As summer slides into fall, tribes of husky bees flirt sedulously with the goldenrod and the dwindling vetch and yarrow, with the first surge of aster, in the strips and interstices along the East River. Buttery-banded bees, some almost milky, others orange-lacquered, displaying the hive's livery with brilliant abdominal intarsia.
Now, over the bee-swarms, in looping caracoles sails the wasp: onyx and cobalt blur. An emissary from the distant blue, from across the wide water I think. Rebecca Solnit, in A Field Guide To Getting Lost, speaks of "the blue of distance," the "color of there seen from here, the color of where you are not." The wasp is a piece of that deep-blue distance bringing itself to me, self-embodied emotional longing made visible, a needle-slice of the far Faerie horizon detaching itself and flying right to my doorstep.

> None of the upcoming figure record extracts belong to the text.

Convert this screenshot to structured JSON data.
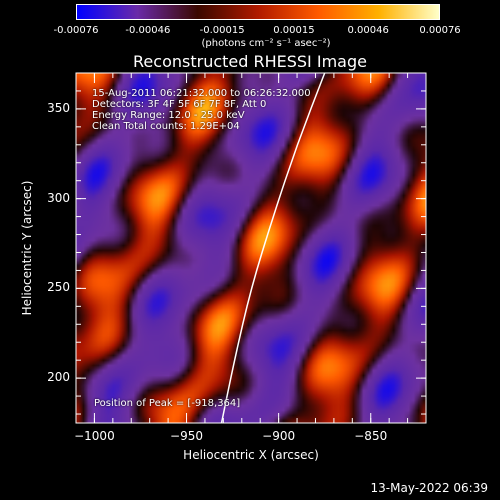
{
  "colorbar": {
    "tick_labels": [
      "-0.00076",
      "-0.00046",
      "-0.00015",
      "0.00015",
      "0.00046",
      "0.00076"
    ],
    "tick_values": [
      -0.00076,
      -0.00046,
      -0.00015,
      0.00015,
      0.00046,
      0.00076
    ],
    "units": "(photons cm⁻² s⁻¹ asec⁻²)",
    "colors": [
      "#0000ff",
      "#6a2aa8",
      "#3a0800",
      "#b01a00",
      "#ff5a00",
      "#ffb000",
      "#ffffc8"
    ]
  },
  "chart_data": {
    "type": "heatmap",
    "title": "Reconstructed RHESSI Image",
    "xlabel": "Heliocentric X (arcsec)",
    "ylabel": "Heliocentric Y (arcsec)",
    "xlim": [
      -1010,
      -820
    ],
    "ylim": [
      175,
      370
    ],
    "x_ticks": [
      -1000,
      -950,
      -900,
      -850
    ],
    "x_tick_labels": [
      "−1000",
      "−950",
      "−900",
      "−850"
    ],
    "y_ticks": [
      200,
      250,
      300,
      350
    ],
    "y_tick_labels": [
      "200",
      "250",
      "300",
      "350"
    ],
    "value_range": [
      -0.00076,
      0.00076
    ],
    "limb_curve": [
      [
        -931,
        175
      ],
      [
        -924,
        210
      ],
      [
        -915,
        250
      ],
      [
        -903,
        290
      ],
      [
        -890,
        330
      ],
      [
        -875,
        370
      ]
    ],
    "peak": [
      -918,
      364
    ],
    "annotations": {
      "time": "15-Aug-2011 06:21:32.000 to 06:26:32.000",
      "detectors": "Detectors: 3F 4F 5F 6F 7F 8F, Att 0",
      "energy": "Energy Range: 12.0 - 25.0 keV",
      "clean": "Clean     Total counts: 1.29E+04",
      "peak_label": "Position of Peak = [-918,364]"
    }
  },
  "footer": {
    "timestamp": "13-May-2022 06:39"
  }
}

The wasp is a member of either the Chalybion or the Chlorion genus, a marauder whose daintily trailing legs and slender form belie the venom within. They hunt crickets, grasshoppers and katydids, paralyzing them in underground burrows as hosts for their larvae. (Annie Dillard's reflections in Pilgrim at Tinker Creek on the parasitical nature of wasps haunt me: "What if you were an inventor and you made ten percent of your inventions in such a way that they could only work by harassing, disfiguring, or totally destroying the other ninety percent? These things are not well enough known."). Faerie is no paradise.